Monday, December 22, 2008

Review of our 2008 Predictions - 4. Retailers

At the end of 2007 we made 10 predictions for 2008. Many predictions made have now been conveniently forgotten but we stand by our thinking at the time and believe it appropriate we openly review these individually and see what we think happened and assess them appropriately. Today we review the retail response.


4. Retailers – will come out of the background and start to take control of the channel again. The chains will expand their digital metadata repositories and do much scanning and collection of rich material. Following Amazon and Dymocks others are likely to endorse their own eRoutes.

Retailers are under more pressure than any time we can remember. Many are committed to digital but are totally dependant on aggregators to deliver the infrastructure and the content. The infrastructure is coming but these players too have been deflected to fight economic flash fires and physical sales discount wars.

Waterstones finally turned from chrysalis to butterfly, but what we expected to be a large beautiful butterfly was a bit more disappointing and we didn’t know whether it was a moth or a butterfly. Some would say that ‘exclusive’ deals and device releases don’t engage consumers, just confuses them. Then again some would say that Sony’s release of their latest model, just two weeks after the Waterstones’ fanfare, was a kick in the teeth for those who had just bought ‘the latest technology.’

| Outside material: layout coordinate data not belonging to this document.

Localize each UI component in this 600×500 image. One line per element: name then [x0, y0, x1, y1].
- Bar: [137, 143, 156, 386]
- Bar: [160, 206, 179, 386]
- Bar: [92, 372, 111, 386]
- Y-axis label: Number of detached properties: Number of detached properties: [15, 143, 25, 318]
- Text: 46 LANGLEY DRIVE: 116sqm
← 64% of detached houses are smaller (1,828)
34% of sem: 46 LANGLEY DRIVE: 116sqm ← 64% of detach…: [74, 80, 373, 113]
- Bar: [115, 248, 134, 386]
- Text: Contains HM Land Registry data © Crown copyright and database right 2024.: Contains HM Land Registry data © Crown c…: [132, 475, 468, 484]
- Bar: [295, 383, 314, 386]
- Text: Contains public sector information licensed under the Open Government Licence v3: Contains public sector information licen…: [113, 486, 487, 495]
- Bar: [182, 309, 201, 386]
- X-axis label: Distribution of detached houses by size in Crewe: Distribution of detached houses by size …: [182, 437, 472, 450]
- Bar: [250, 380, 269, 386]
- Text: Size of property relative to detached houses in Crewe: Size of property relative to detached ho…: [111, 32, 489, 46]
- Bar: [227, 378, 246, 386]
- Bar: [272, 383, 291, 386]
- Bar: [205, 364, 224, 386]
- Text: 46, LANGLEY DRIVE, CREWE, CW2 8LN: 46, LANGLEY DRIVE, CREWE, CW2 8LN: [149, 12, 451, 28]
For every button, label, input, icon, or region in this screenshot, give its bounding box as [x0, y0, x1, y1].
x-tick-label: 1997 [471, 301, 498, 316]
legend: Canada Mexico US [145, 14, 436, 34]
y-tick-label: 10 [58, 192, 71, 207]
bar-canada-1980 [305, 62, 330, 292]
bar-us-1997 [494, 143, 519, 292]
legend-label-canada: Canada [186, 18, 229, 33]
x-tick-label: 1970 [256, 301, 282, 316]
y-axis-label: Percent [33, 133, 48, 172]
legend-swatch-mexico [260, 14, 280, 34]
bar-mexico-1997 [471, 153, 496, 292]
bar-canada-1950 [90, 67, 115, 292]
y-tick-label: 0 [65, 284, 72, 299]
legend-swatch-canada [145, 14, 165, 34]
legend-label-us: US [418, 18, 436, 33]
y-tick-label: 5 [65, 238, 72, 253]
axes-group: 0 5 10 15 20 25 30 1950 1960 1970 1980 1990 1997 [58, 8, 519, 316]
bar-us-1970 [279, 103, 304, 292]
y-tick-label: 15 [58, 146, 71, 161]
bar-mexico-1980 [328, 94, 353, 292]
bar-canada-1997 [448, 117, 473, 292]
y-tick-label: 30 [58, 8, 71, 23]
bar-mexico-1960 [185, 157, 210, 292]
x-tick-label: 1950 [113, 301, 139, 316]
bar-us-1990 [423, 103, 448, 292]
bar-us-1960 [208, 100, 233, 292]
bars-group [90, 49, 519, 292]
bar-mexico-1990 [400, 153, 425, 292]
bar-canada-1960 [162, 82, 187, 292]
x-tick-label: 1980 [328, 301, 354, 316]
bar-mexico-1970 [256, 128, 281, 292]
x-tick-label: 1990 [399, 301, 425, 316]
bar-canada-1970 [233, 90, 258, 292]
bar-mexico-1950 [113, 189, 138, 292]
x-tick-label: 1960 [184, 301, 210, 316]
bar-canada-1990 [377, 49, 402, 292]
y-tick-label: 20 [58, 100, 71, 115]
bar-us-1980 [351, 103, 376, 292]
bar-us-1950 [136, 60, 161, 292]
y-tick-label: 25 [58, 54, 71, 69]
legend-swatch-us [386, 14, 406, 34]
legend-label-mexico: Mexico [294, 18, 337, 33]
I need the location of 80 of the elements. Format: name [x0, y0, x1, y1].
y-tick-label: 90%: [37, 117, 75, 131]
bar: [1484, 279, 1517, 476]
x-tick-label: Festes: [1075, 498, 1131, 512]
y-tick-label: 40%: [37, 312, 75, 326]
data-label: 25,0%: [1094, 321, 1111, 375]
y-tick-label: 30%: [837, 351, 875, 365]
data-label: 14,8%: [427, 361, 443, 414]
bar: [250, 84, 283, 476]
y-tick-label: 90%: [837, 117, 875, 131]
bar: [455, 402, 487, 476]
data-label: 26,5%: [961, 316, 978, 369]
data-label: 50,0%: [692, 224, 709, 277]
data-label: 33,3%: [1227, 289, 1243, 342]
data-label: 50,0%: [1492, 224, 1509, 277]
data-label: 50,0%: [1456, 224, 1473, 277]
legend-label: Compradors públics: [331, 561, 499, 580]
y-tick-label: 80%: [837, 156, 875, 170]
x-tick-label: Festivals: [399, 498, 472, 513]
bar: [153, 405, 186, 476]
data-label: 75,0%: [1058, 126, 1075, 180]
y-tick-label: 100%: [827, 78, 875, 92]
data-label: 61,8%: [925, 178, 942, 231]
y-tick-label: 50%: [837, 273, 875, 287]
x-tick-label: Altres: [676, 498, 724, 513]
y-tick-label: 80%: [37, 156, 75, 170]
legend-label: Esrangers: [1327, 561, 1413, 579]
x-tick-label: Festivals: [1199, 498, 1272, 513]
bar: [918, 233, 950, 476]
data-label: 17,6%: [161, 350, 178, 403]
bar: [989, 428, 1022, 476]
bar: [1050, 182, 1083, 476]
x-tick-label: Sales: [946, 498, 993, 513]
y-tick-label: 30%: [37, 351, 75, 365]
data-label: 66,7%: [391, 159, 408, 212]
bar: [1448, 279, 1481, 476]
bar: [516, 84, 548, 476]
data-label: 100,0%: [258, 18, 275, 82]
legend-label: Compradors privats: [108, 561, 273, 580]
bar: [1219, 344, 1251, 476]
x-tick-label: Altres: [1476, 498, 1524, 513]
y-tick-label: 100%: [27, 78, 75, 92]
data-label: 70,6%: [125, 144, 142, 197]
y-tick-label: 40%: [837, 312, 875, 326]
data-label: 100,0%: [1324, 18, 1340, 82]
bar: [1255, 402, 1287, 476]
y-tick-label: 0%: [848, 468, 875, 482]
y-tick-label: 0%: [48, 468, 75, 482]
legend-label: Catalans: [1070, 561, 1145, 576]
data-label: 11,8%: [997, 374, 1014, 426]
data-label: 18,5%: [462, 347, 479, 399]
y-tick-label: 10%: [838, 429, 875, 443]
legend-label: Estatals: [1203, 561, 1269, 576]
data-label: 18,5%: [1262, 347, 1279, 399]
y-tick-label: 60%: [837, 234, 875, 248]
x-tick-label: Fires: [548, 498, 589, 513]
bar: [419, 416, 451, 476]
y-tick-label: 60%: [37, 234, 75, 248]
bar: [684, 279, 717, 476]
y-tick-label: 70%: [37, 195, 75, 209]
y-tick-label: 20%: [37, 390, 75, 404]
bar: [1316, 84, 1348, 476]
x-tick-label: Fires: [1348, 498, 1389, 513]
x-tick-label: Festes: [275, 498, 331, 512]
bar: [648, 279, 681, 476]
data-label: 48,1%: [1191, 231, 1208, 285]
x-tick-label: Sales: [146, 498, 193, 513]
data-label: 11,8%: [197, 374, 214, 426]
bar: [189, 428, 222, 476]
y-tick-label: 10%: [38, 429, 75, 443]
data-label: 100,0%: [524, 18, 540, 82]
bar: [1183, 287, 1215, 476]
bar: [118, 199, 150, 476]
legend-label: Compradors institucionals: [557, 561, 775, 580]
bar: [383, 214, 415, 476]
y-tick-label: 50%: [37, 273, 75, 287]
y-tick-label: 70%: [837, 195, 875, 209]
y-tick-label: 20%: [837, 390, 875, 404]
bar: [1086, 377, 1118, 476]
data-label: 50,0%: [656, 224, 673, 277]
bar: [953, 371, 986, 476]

Amazon continued to show what a dominate force they truly are consolidating their offer across print on demand, audio and all books, only to be outmanoeuvred by Google and its legal war chest.

If as predicted the ebook market shifts firmly to the mobile platform and notebooks and away from single device players how will retailers respond. If the model moves from outright purchase to rental with the retailers stick to what they know. or adapt? In a world which can react in a heartbeat, it raises the question whether the retailer’s often cumbersome and slow to react web offers can keep up.


A disappointing 4 out of 10. Someone once said that ‘its easy to teach someone how to swim but it doesn’t mean you can stop them from drowning.’